BEFORE YOU BEGIN
Upesi liners can be made by potters using a mould to shape clay into the form of stove liners. These are
then dried, fired and built into the kitchen as an Upesi stove.
If you want to start producing Upesi stove liners, you will need to consider the following:
Pottery skills: do you have them?
If no one in the project has pottery skills, making
pottery stoves will be difficult. There are many
different aspects in the identification of pottery
clays, the preparation of the clay, making the
stoves, firing the stoves, and understanding the
causes of, and solutions to problems that may
occur. Experienced potters know where to find
the clays, how to prepare and handle them, and
how to fire them. A potter's experience will help
solve problems in the production process.
Learning to make an Upesi stove is quite easy for
a skilled potter, but is more difficult for a person
with no pottery experience.
Fig. 2.1 Easy for a skilled potter
If no one in your project has any pottery skills, you could consider sending one or two people for training to
learn basic pottery skills. This type of training could take several months.

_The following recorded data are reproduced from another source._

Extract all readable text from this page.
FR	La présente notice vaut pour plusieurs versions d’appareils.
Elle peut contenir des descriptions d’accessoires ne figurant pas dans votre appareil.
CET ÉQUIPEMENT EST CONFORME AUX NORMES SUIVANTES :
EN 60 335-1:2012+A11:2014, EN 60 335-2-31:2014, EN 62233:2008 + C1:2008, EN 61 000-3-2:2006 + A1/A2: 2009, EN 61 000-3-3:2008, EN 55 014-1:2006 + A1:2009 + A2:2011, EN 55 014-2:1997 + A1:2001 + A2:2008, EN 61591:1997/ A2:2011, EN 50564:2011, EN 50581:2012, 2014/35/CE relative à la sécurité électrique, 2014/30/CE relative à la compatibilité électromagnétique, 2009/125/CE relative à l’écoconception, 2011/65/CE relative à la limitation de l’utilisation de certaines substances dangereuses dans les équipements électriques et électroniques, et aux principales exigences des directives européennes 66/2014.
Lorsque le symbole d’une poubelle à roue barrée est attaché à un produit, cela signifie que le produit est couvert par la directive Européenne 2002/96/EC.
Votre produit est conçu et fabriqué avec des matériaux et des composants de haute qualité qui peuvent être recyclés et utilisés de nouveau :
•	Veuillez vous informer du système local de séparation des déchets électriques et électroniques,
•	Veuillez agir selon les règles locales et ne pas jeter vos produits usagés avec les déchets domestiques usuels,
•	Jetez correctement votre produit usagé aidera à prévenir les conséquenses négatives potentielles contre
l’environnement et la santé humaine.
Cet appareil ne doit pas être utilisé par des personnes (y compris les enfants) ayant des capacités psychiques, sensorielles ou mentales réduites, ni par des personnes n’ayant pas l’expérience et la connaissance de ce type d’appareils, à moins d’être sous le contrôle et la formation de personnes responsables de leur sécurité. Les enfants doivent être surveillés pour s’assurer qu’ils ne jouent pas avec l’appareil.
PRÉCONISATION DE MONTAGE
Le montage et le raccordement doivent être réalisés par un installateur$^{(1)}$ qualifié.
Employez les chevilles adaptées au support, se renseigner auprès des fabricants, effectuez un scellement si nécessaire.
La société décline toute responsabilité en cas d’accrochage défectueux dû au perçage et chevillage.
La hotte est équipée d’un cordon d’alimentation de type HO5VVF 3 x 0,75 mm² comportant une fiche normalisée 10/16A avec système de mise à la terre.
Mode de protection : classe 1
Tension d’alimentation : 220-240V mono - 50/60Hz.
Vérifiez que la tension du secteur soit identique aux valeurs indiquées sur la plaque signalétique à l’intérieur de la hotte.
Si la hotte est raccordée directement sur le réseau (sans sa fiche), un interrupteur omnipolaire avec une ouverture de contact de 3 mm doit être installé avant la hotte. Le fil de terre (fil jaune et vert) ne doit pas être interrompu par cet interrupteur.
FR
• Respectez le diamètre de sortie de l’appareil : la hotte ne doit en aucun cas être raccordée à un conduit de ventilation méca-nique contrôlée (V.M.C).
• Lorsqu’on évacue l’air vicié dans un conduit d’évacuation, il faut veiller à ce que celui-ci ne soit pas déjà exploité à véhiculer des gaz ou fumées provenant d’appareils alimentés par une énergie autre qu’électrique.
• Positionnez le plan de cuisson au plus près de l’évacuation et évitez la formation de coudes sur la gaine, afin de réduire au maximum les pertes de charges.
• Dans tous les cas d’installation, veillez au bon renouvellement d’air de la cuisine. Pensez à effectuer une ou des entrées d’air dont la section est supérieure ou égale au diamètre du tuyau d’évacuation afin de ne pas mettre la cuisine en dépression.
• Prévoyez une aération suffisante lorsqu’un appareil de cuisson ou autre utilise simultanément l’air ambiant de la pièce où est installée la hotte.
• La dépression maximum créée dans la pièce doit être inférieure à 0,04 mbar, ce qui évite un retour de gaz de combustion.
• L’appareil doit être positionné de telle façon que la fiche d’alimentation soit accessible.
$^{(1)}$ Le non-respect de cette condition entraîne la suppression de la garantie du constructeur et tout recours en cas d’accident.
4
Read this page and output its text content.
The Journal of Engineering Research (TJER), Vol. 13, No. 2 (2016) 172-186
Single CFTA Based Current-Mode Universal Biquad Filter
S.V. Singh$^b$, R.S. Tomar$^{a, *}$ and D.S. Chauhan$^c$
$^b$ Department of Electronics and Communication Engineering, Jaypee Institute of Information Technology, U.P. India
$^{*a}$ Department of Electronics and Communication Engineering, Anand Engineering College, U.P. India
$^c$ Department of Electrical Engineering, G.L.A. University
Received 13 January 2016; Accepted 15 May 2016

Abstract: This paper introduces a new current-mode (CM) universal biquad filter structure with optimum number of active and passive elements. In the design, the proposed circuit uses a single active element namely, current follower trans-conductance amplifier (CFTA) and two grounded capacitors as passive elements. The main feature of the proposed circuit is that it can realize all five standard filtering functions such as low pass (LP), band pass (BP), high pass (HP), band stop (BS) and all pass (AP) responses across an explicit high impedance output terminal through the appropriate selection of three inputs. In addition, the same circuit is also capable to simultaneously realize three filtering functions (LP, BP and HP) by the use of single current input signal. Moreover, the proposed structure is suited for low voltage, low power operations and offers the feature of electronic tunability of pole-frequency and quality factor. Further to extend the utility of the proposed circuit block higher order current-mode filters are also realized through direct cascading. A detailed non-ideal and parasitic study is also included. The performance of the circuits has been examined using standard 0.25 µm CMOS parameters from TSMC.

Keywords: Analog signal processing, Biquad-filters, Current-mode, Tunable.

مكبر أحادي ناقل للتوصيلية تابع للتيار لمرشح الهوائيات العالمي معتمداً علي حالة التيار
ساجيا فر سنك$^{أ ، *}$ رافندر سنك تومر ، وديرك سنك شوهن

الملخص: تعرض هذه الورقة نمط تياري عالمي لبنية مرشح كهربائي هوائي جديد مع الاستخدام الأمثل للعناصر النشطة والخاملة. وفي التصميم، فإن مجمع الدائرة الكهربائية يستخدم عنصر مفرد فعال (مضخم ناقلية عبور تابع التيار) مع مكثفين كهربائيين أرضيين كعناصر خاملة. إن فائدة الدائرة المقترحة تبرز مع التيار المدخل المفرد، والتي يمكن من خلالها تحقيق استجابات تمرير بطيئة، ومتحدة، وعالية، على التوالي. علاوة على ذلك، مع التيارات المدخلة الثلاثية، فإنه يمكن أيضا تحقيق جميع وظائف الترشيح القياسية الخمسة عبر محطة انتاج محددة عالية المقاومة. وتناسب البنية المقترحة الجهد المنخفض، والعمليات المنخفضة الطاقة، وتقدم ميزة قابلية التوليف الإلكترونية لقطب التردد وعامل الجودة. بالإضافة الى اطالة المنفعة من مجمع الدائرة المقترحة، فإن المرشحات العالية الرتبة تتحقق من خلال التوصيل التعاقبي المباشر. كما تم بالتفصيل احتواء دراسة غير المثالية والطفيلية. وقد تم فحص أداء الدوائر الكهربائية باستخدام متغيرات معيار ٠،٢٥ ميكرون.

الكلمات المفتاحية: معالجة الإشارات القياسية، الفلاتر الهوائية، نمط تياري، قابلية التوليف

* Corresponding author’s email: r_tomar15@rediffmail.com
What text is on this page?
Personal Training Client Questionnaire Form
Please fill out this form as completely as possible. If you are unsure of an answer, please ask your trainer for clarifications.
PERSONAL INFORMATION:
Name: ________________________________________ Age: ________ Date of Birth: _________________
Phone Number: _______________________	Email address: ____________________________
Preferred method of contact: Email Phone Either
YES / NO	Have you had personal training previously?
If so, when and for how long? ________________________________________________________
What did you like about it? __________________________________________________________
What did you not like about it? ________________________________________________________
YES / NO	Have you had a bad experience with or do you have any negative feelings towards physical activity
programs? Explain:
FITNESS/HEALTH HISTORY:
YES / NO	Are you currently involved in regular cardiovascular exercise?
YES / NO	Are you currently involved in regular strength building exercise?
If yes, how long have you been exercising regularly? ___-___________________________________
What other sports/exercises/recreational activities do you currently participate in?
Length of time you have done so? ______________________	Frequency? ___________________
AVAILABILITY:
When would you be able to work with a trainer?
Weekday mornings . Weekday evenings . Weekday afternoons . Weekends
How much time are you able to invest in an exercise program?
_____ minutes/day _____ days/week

Do you have a source of good clay?
Where there is good clay, there will usually be a history of pottery, and potters who know where to find the
clay sources and how to prepare that particular clay. If, however, there are no pottery activities in your area,
you will need to find a clay source.
Seek out local knowledge. If there are no potters working now,
find out if there were any in the past. Ask older people. If you do
not succeed in finding a clay source this way, there are places
you can look. Wells, long-drop latrines and other excavations will
show you what types of soil and clay are there. If you can find a
source of clay in this way, you will know at what depth it can be
found. Once you have established that clay is available, you may
be able to find more accessible sources. Natural clay deposits
are often found along river banks. Alternatively, if you know an
area where the earth has large, deep cracks in the dry season,
then this soil may have a high clay content. Look for places
where the soil has been dug. If the surface left by a spade or hoe
is shiny this may indicate a high clay content.